How do you maintain a work/life balance?
That is the million-dollar question! It's tough, to be honest. Today, my son got sick and daycare called, and I had to drop everything to pick him up. So tonight I'm answering these questions at 9 p.m. I try to ask myself: In a few years, will I regret not going to that meeting this afternoon, or will I regret not spending time with my son when he's sick? And the answer is pretty clear to me. I also act like Cinderella at 5 p.m. and run out the door to get home in time to spend a little bit of time with him before bedtime. And I'd be remiss not to mention my husband, who is a big partner with this, and juggles just as many, if not more, daycare pickups and drop-offs and other household tasks with me.

What do you think is the biggest issue for women in the workplace?
I think women are expected to be perfect nurturers at work. Men are assertive, and women are bitches. That's why I respect most of the women who have climbed to the top of their careers. They also have to operate amidst so much noise. Nobody is analyzing how the CEOs of Google juggle childcare and work, and what they wore to some big conference.

How has mentorship made a difference in your professional and personal life?
Having mentors has been incredibly important to my career. Having people take me under their wing and act as advocates for me has opened a lot of doors. But you have to make it worth their while - you can't just expect somebody to stick their neck out for you and you not be good at your job, or add value to the company or to their career. It's a two-way street.

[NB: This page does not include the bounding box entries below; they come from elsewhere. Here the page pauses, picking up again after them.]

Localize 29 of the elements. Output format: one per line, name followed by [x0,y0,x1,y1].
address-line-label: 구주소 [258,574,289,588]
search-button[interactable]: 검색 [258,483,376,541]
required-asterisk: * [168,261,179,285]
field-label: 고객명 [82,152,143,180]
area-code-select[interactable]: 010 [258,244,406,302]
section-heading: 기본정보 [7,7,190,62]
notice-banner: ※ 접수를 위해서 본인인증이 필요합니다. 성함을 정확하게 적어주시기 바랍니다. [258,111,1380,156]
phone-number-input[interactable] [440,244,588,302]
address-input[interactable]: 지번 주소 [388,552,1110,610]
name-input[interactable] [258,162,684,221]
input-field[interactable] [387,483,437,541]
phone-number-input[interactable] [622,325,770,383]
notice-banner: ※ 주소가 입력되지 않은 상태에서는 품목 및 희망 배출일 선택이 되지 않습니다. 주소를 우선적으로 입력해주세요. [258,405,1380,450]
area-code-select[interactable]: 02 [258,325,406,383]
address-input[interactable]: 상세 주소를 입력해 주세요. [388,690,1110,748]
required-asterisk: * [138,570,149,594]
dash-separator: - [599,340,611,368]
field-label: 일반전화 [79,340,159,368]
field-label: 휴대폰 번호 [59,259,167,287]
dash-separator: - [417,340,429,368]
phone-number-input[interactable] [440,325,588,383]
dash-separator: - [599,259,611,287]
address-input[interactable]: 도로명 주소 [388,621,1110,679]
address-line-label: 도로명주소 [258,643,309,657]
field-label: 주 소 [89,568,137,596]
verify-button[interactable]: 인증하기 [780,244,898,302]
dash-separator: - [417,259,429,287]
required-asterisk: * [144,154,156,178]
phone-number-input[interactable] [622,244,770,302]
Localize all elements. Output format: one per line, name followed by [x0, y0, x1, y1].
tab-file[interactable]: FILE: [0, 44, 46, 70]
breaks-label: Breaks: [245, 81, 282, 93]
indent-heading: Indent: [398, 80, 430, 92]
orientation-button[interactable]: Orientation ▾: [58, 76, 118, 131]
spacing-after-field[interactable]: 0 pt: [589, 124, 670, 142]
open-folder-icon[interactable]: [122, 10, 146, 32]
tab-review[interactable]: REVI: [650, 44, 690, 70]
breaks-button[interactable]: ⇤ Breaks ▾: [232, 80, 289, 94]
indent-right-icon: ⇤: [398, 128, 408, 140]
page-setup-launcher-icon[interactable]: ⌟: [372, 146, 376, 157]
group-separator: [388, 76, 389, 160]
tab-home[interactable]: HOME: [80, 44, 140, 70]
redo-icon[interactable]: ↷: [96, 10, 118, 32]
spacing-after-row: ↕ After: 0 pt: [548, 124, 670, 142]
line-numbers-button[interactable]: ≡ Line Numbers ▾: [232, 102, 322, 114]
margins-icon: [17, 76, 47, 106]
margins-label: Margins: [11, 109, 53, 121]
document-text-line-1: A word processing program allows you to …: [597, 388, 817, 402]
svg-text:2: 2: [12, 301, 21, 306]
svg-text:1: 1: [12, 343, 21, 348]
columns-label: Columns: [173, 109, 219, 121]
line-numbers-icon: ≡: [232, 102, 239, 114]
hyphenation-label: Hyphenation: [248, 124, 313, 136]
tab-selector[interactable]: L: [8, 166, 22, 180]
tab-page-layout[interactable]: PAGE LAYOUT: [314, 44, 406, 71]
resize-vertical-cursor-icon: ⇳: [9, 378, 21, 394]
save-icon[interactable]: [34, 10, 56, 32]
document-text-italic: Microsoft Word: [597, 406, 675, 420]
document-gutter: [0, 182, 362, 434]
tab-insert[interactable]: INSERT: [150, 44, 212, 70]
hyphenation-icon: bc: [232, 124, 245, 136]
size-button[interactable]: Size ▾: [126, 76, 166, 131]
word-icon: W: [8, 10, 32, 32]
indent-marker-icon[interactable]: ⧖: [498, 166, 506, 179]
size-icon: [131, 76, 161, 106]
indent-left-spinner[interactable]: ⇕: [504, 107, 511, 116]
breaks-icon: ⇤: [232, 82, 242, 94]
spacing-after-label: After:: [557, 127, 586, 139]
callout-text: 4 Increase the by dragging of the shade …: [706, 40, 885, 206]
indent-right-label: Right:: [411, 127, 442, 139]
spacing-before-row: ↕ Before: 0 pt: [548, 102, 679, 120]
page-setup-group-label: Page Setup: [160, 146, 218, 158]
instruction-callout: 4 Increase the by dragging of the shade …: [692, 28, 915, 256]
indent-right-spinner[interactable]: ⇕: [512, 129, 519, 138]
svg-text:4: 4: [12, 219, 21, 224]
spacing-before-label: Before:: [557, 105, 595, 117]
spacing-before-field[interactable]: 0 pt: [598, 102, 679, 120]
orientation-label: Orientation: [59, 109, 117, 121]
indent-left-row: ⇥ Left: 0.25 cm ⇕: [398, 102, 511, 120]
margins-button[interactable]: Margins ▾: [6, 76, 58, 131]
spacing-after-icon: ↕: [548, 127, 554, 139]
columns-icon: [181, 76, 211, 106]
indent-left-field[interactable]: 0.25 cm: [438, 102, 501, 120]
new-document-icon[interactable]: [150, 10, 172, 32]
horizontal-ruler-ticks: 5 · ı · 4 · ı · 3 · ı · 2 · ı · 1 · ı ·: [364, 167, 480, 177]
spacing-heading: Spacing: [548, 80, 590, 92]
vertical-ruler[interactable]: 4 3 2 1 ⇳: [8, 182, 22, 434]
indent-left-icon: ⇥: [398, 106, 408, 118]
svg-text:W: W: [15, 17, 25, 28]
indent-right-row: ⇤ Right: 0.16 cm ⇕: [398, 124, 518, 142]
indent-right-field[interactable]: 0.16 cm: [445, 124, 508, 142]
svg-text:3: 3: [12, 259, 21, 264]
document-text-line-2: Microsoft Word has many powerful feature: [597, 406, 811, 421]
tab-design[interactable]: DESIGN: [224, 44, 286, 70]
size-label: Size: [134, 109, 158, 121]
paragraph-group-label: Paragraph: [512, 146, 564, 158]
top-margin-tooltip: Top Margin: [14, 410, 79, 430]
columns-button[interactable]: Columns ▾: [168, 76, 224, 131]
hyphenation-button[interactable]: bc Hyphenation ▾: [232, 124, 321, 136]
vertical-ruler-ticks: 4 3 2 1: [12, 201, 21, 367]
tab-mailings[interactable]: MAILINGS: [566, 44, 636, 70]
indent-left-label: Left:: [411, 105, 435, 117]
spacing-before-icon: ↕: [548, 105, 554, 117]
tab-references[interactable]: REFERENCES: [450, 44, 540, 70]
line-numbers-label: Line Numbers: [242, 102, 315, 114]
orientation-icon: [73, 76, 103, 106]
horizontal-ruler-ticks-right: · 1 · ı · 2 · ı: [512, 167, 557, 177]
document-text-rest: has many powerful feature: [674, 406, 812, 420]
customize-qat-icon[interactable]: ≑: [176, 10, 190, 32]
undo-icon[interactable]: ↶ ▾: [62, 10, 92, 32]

Which other female leaders do you admire and why?
I respect Marissa Mayer for running a major company and making sometimes difficult decisions. Kathy Savitt, the chief marketing officer at Yahoo, has had a big, exciting career -- and has five children, and was a young mom, which I've always thought was very admirable. In her office, she keeps a framed note from one of her daughters talking about how she's a role model. That's something that speaks to me.

What do you want Yahoo Parenting to accomplish in the next year?
I hope we continue to share stories of today's families -- not just a mom, dad, 2.5 kids and a white picket fence. I want to inspire people, and I also want to raise provocative issues. Yahoo is an amazing, huge platform -- with great power comes great responsibility!